The Democrats' Misguided War on Faith

Ken Blackwell is Senior Fellow for Human Rights and Constitutional Governance at Family Research Council. This article appeared in Real Clear Politics on October 26, 2019.

Though the evidence is mounting that the strategy is ineffective and unpopular, the Democratic Party seems generally committed to making it clear that people of faith are not welcome in their vision of America.

Several items in recent years are worth recalling. 

First, in 2012, the party removed the word “God” from its platform.

The Obama administration spent years controversially embroiled in ham-handed attempts to force religious groups to conform to the party’s secular agenda on birth control and abortion, losing court case after court case on religious freedom grounds. 

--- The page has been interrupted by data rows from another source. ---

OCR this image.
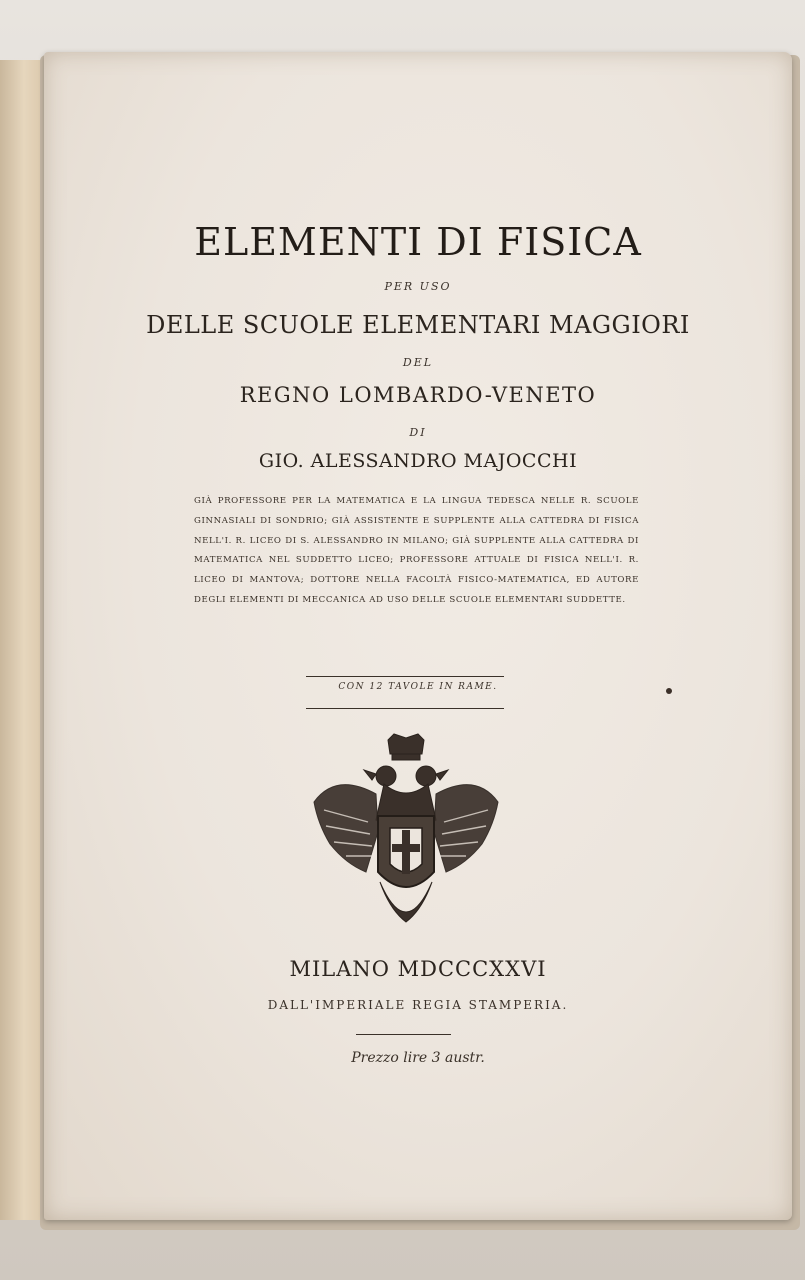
ELEMENTI DI FISICA
PER USO
DELLE SCUOLE ELEMENTARI MAGGIORI
DEL
REGNO LOMBARDO-VENETO
DI
GIO. ALESSANDRO MAJOCCHI
GIÀ PROFESSORE PER LA MATEMATICA E LA LINGUA TEDESCA NELLE R. SCUOLE GINNASIALI DI SONDRIO; GIÀ ASSISTENTE E SUPPLENTE ALLA CATTEDRA DI FISICA NELL'I. R. LICEO DI S. ALESSANDRO IN MILANO; GIÀ SUPPLENTE ALLA CATTEDRA DI MATEMATICA NEL SUDDETTO LICEO; PROFESSORE ATTUALE DI FISICA NELL'I. R. LICEO DI MANTOVA; DOTTORE NELLA FACOLTÀ FISICO-MATEMATICA, ED AUTORE DEGLI ELEMENTI DI MECCANICA AD USO DELLE SCUOLE ELEMENTARI SUDDETTE.
CON 12 TAVOLE IN RAME.
MILANO MDCCCXXVI
DALL'IMPERIALE REGIA STAMPERIA.
Prezzo lire 3 austr.
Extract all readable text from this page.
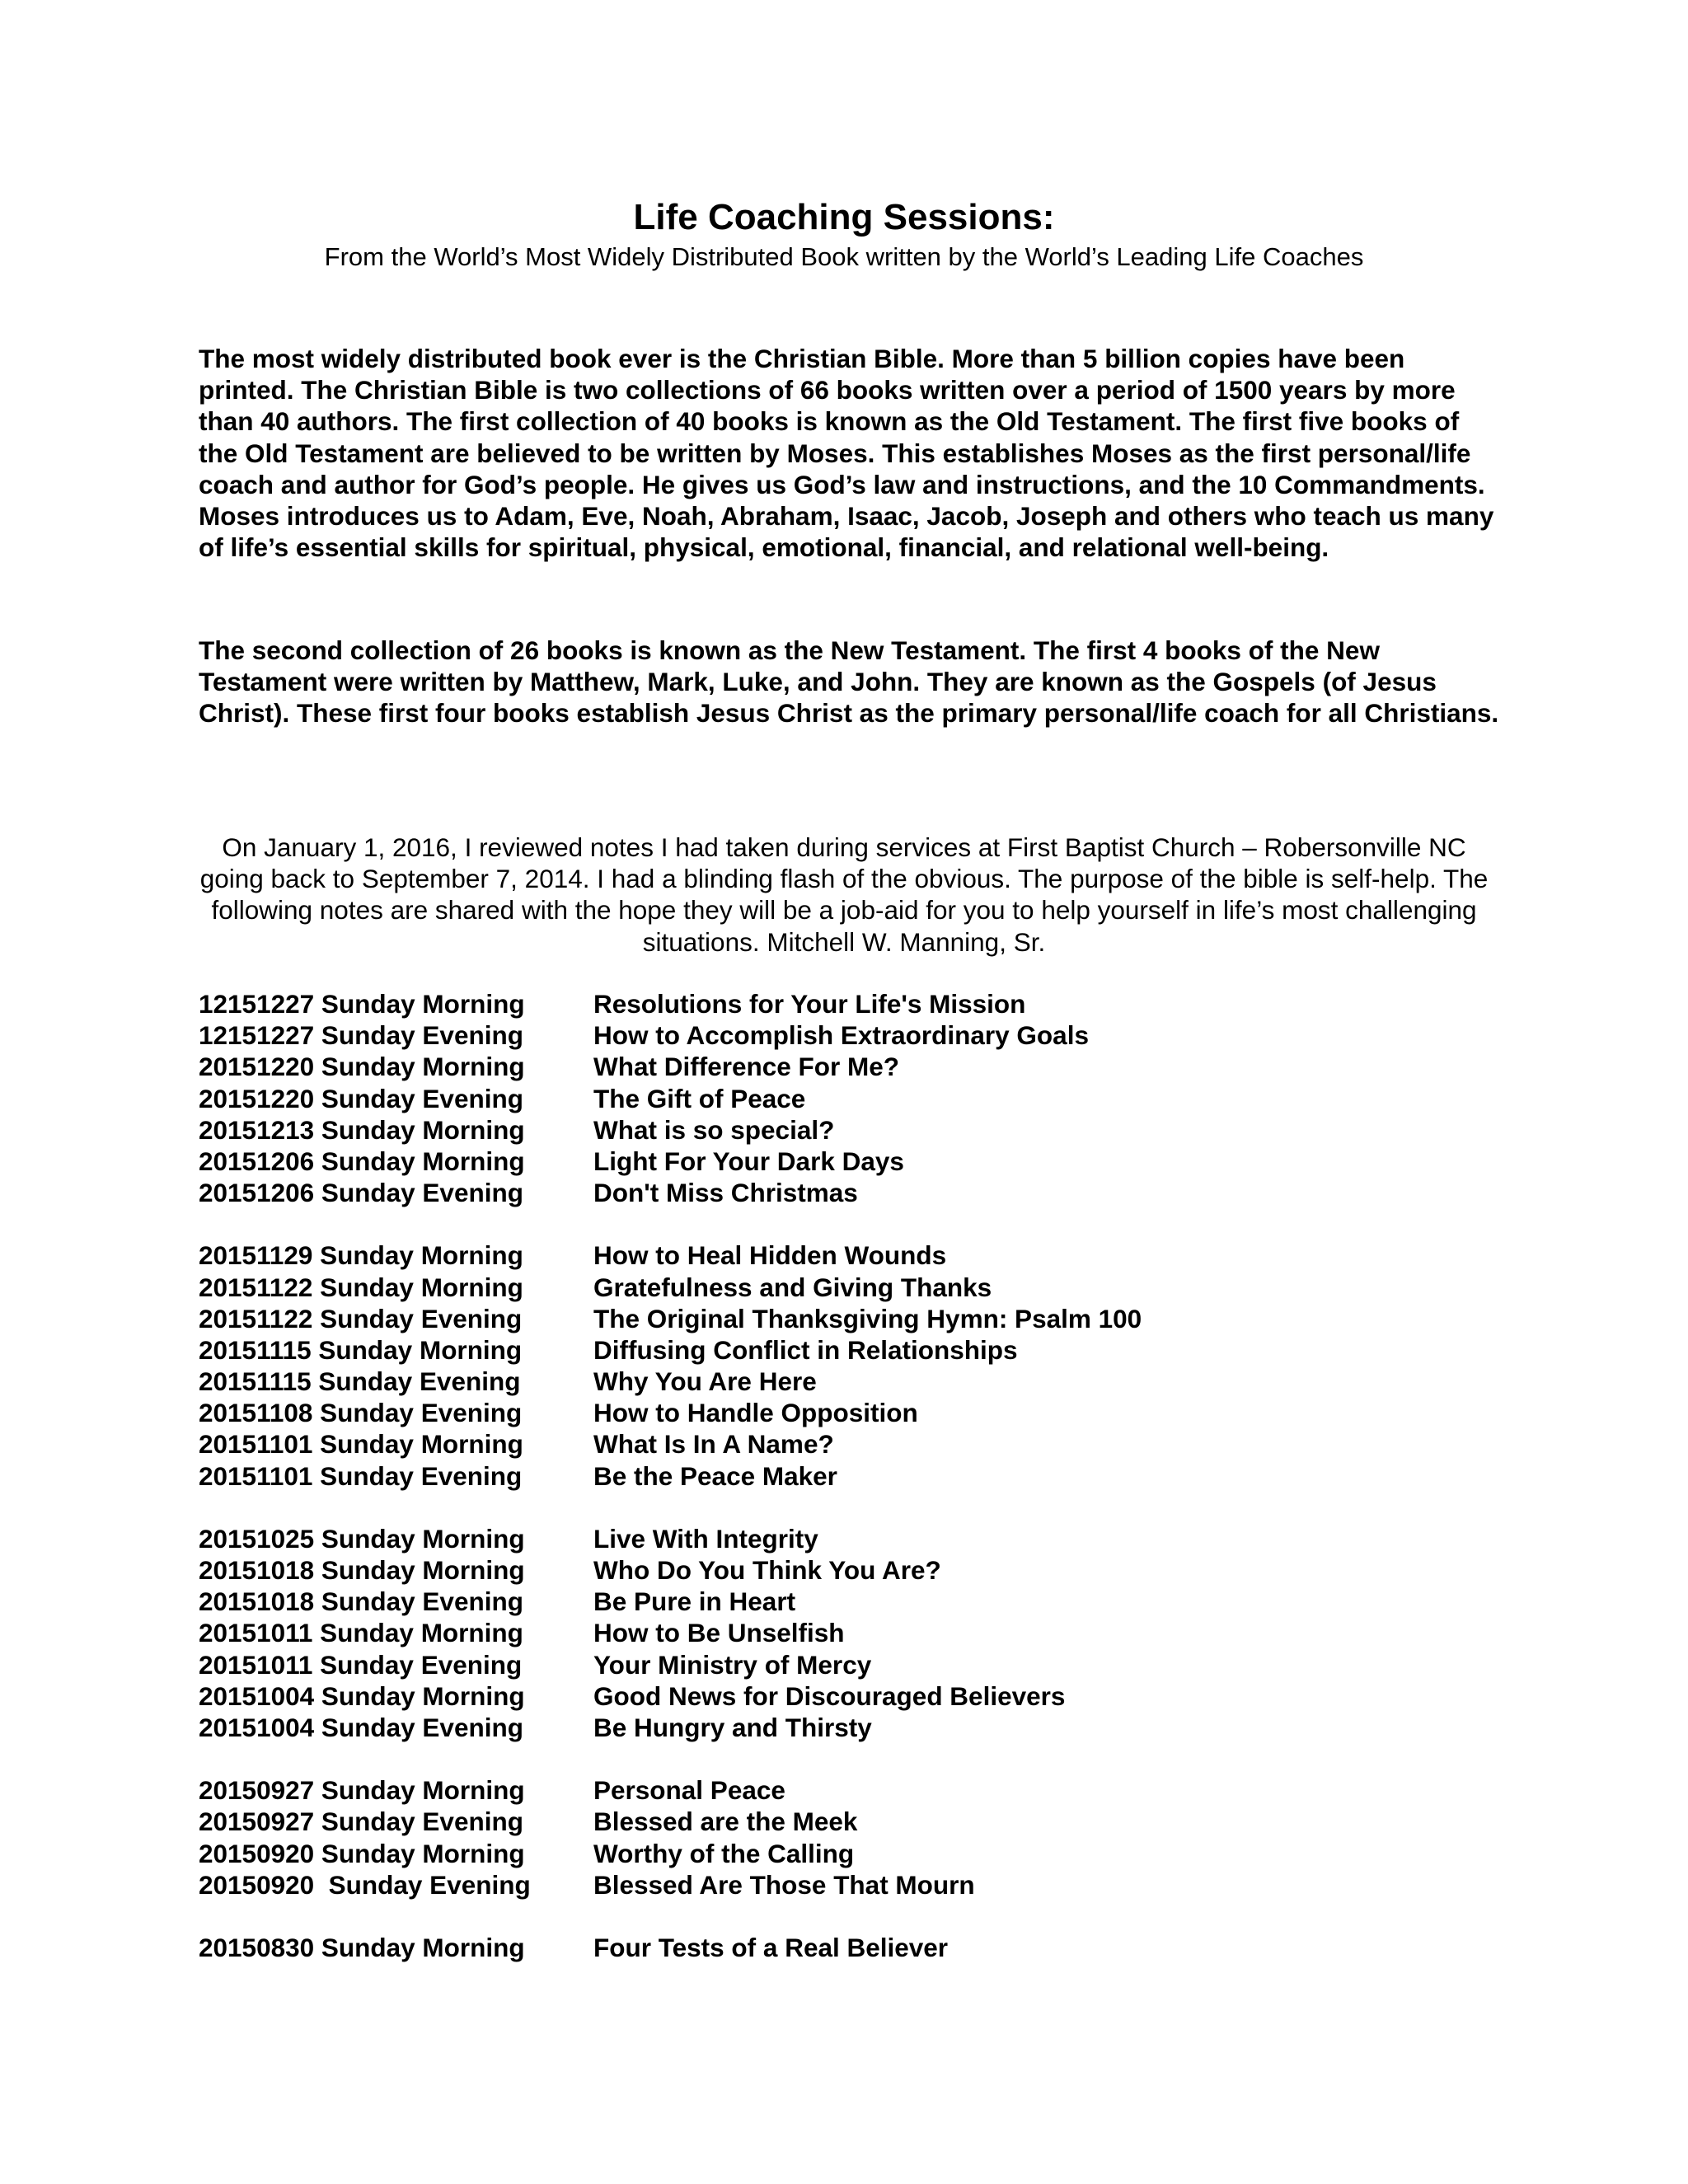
Life Coaching Sessions:

From the World’s Most Widely Distributed Book written by the World’s Leading Life Coaches

The most widely distributed book ever is the Christian Bible. More than 5 billion copies have been printed. The Christian Bible is two collections of 66 books written over a period of 1500 years by more than 40 authors. The first collection of 40 books is known as the Old Testament. The first five books of the Old Testament are believed to be written by Moses. This establishes Moses as the first personal/life coach and author for God’s people. He gives us God’s law and instructions, and the 10 Commandments. Moses introduces us to Adam, Eve, Noah, Abraham, Isaac, Jacob, Joseph and others who teach us many of life’s essential skills for spiritual, physical, emotional, financial, and relational well-being.

The second collection of 26 books is known as the New Testament. The first 4 books of the New Testament were written by Matthew, Mark, Luke, and John. They are known as the Gospels (of Jesus Christ). These first four books establish Jesus Christ as the primary personal/life coach for all Christians.

On January 1, 2016, I reviewed notes I had taken during services at First Baptist Church – Robersonville NC going back to September 7, 2014. I had a blinding flash of the obvious. The purpose of the bible is self-help. The following notes are shared with the hope they will be a job-aid for you to help yourself in life’s most challenging situations. Mitchell W. Manning, Sr.

12151227 Sunday Morning	Resolutions for Your Life's Mission
12151227 Sunday Evening	How to Accomplish Extraordinary Goals
20151220 Sunday Morning	What Difference For Me?
20151220 Sunday Evening	The Gift of Peace
20151213 Sunday Morning	What is so special?
20151206 Sunday Morning	Light For Your Dark Days
20151206 Sunday Evening	Don't Miss Christmas
20151129 Sunday Morning	How to Heal Hidden Wounds
20151122 Sunday Morning	Gratefulness and Giving Thanks
20151122 Sunday Evening	The Original Thanksgiving Hymn: Psalm 100
20151115 Sunday Morning	Diffusing Conflict in Relationships
20151115 Sunday Evening	Why You Are Here
20151108 Sunday Evening	How to Handle Opposition
20151101 Sunday Morning	What Is In A Name?
20151101 Sunday Evening	Be the Peace Maker
20151025 Sunday Morning	Live With Integrity
20151018 Sunday Morning	Who Do You Think You Are?
20151018 Sunday Evening	Be Pure in Heart
20151011 Sunday Morning	How to Be Unselfish
20151011 Sunday Evening	Your Ministry of Mercy
20151004 Sunday Morning	Good News for Discouraged Believers
20151004 Sunday Evening	Be Hungry and Thirsty
20150927 Sunday Morning	Personal Peace
20150927 Sunday Evening	Blessed are the Meek
20150920 Sunday Morning	Worthy of the Calling
20150920  Sunday Evening	Blessed Are Those That Mourn
20150830 Sunday Morning	Four Tests of a Real Believer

In the 2016 general election, WikiLeaks revealed the glib manner in which John Podesta and others in the Clinton campaign sought to reshape the Catholic Church for their political purposes, which shocked many voters. They hoped to move Catholic teaching away from its longstanding doctrine to provide an advantage for the Democrats politically. 

It seems that things haven’t changed much. Two presidential candidates expected to be in the top tier have recently and outspokenly attacked people of faith – and neither has gained the traction expected. 

Sen. Kamala Harris should have been a contender for the Democratic nomination, but she has consistently polled in the single digits. Just prior to her candidacy, Harris suffered a self-inflicted wound. Her ill-fated attack on a judicial nominee for his membership in the Knights of Columbus, a mainstream Catholic charitable group, created a national firestorm that has undermined her candidacy. 

Beto O’Rourke, who came within an eyelash of defeating Ted Cruz for a Senate seat in deep-red Texas, has also failed to get any traction. His desire to eliminate tax exemptions for church groups that don’t toe the party line on social issues shows a totalitarian impulse that will not help his candidacy or the Democratic Party more broadly. 

A candidate expected to be in the second or third tier, Congresswoman Tulsi Gabbard, is the one candidate in the entire Democratic primary who has pushed back against her party’s blind hostility to people of faith and its complete embrace of the abortion-up-until-birth lobby. As a result, she – not the candidate who honeymooned in the Soviet Union – has fallen victim to the specter of Saul Alinsky’s pen pal Hillary Clinton calling her a “Russian agent.” 

Though poll after poll shows that neither abortion up until birth nor assaults on American’s First Amendment religious freedom rights are popular, the Democrats seem unwilling to learn. 

Now these bad ideas have taken on a local flavor. 

In California earlier this year, Democrats at the state level tried to pass legislation to force priests to break the seal of confession – something utterly sacrosanct to Catholics and Orthodox Christians. Not surprisingly, a backlash from these groups and those of many other faiths ensued.

Similar legislation is now being proposed in Wisconsin. All three sponsors of the bill are all Democrats.

It’s not just the sacrament of confession that is being targeted either.

In Colorado, a Democrat-controlled bicameral taxation committee is looking into legislation that would subject churches to a “sin tax” on altar wine – something that would affect Catholics and others. They are also looking into placing a premium tax on fraternal insurance companies – mainly religiously affiliated groups like the Baptist Life Association, the Knights of Columbus (Catholic), the Thrivent (Christian, predominately Lutheran). 

Leading the committee is Rep. Adrienne Benavidez – who in 2017 voted against a bill guaranteeing religious freedom rights for Coloradans.

One wonders how far the Democrats can go on with this war on faith. How long until the black churches, mosques, synagogues and Hispanic parishes upon which the party depends say “enough.”

The 2016 election showed the perils of the Democrats’ approach, but so far, at least, the lesson has not been learned.